Dive Brief:
- Universal-Illumination Entertainment launched a global campaign on Snapchat Monday to promote “Despicable Me 3,” the latest installment in the animated series starring Steve Carell and Kristen Wiig, according to Variety. The promotion includes one of the first sponsored World Lenses, which leverage a smartphone’s camera to incorporate AR objects in a user’s environment. The lenses were available for 24 hours on June 26.
- In Canada and France, Universal launched a different lens campaign that lets Snapchatters sing karaoke like the Minions do in the trailer. The studio also is running interactive Snapchat ads for users to swipe up to see a karaoke lens and enter a challenge that also runs on a microsite. The ads will run through the movie’s release this week.
- The studio’s augmented reality (AR) campaign is targeted at Snapchat’s audience of Gen Z and millennial users before the film’s June 30 premiere.
Dive Insight:
Sponsored World Lenses were introduced in May and offer a significant expansion on AR capabilities for marketers on Snapchat by enabling users to overlay 2-D and 3-D objects onto landscapes as opposed to just on users' faces. They also use a smartphone's outward-facing camera.
Interest in AR is showing signs of picking as marketer-friendly options proliferate. Apple recently announced ARKit for developers to create AR experiences with the iOS 11 software update coming this fall and Ikea is one of the first brands to jump at the opportunity to reach the platform's audience with an interactive experience.
The "Despicable Me" franchise has steadily grown its box office receipts with each new film, according to Box Office Mojo, making its worldwide promotion even more important to Universal. An earlier film in the series, “Minions,” grossed $1.1 billion globally after its 2015 release, 2x what the original film achieved five years earlier.
Snapchat’s lens sponsorship platform is one way to reach a broader audience of younger consumers around the world. Virtual lenses are popular with Snapchat’s users, making them a key method for movie studios to reach the app’s generally younger demographic and for advertisers to turn users’ selfies into ads. "Despicable Me" isn't the first film franchise to enlist the social photo-sharing platform. TriStar's promotion for the film “Baby Driver” will have geofilters that reach targeted theatergoers nationwide.
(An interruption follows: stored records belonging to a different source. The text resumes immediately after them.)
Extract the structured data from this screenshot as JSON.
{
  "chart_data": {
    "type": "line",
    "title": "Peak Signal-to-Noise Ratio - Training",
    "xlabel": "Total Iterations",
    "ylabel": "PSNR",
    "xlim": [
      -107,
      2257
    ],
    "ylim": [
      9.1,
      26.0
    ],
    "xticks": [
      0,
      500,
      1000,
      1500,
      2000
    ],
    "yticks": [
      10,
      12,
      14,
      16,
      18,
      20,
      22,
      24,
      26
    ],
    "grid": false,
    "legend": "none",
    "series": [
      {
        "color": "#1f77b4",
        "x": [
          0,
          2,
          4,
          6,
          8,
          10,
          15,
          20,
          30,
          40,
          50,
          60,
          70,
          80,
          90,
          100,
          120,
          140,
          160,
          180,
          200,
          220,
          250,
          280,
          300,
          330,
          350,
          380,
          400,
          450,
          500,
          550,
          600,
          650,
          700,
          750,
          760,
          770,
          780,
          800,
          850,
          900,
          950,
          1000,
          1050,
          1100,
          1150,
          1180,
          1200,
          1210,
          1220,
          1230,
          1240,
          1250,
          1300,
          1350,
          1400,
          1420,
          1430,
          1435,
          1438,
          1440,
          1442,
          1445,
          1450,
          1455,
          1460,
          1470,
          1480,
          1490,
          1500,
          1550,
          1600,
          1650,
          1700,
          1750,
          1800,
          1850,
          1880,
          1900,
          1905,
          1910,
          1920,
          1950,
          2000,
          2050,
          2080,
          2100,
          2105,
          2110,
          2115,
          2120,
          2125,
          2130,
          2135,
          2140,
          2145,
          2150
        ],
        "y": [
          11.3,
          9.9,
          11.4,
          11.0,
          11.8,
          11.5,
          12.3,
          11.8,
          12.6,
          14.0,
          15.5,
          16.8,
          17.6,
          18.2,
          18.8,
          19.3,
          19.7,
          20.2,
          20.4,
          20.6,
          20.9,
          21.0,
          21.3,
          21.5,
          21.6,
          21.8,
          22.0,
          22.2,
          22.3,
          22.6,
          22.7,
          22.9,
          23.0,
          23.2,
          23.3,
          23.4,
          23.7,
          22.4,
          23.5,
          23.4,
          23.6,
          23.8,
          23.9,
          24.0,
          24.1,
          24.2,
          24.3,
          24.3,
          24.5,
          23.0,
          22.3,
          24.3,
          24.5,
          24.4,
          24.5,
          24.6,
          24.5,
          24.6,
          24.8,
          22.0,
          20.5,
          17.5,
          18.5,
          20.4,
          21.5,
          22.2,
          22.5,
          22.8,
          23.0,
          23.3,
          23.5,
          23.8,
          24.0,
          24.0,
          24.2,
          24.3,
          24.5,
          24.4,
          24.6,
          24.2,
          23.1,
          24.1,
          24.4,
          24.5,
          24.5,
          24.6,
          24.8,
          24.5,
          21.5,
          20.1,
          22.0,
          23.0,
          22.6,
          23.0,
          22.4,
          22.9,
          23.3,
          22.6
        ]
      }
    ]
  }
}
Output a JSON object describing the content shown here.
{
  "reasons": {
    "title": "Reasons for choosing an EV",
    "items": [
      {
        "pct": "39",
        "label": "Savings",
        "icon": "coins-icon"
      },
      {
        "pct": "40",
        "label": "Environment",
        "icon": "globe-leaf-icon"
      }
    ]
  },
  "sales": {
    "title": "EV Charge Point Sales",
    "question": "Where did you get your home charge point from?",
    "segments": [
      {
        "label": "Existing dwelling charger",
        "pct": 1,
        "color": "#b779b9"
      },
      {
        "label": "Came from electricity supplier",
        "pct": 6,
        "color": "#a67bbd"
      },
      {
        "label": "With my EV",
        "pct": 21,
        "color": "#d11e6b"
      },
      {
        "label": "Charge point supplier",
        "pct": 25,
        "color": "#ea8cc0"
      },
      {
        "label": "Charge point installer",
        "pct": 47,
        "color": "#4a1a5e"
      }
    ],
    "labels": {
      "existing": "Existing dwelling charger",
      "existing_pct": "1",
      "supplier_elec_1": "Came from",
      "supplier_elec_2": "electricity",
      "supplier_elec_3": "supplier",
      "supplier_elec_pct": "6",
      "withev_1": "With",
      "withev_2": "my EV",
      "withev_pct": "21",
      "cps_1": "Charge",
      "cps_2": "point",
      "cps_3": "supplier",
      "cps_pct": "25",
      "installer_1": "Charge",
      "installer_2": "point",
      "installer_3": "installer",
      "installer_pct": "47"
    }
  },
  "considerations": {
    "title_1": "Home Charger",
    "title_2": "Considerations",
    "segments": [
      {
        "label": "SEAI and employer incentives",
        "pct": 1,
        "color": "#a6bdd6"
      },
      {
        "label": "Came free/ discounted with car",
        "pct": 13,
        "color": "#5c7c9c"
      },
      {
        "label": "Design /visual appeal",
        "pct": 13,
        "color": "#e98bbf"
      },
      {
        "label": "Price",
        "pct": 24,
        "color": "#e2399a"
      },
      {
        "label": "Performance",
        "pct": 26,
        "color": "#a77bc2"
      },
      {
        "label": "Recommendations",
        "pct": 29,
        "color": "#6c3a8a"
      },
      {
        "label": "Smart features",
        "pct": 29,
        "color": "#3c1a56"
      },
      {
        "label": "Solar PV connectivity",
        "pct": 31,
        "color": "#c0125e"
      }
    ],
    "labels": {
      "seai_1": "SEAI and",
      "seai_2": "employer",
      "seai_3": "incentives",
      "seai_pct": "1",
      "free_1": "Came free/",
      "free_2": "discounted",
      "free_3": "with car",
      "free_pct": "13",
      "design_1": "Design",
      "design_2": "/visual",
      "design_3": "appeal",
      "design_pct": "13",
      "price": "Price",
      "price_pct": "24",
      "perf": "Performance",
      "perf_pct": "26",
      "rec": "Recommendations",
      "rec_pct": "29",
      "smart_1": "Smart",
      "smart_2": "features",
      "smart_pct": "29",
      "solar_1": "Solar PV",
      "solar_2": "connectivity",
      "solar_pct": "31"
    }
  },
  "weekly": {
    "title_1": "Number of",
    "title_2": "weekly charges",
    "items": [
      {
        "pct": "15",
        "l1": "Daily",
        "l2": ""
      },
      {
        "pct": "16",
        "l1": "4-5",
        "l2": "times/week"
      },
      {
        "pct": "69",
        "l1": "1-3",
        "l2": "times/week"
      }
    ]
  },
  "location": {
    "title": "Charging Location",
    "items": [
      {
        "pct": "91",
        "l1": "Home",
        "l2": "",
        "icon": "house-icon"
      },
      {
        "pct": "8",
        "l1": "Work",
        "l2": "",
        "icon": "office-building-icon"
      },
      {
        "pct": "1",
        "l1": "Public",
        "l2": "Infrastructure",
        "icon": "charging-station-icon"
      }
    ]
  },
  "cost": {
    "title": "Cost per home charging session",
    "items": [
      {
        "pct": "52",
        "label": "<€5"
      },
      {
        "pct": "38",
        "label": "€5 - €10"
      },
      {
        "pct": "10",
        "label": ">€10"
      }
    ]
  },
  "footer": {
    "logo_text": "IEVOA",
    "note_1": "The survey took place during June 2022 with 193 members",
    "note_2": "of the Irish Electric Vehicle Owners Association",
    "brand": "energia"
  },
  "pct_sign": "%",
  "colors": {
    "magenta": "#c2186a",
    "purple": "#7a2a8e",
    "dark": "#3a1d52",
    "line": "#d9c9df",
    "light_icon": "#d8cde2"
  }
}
Additionally, Warner Bros. sponsored a lens for the release of “Everything, Everything” last month, according to TechCrunch.
Snapchat has arguably outdone Twitter to become the second-favorite social media network after Facebook. The company says its lens and geofilter tools are heavily used in its app, which make them appealing to potential advertisers. More than one in three daily users play with Lenses every day, and photos with geofilters are viewed an average of over a billion times a day. However, Snapchat, which has said its users engage with a sponsored lens for an average of more than 15 seconds before sending it to friends or posting it to a Story, has been criticized for its ads failing to yield fruitful ROI and user engagement.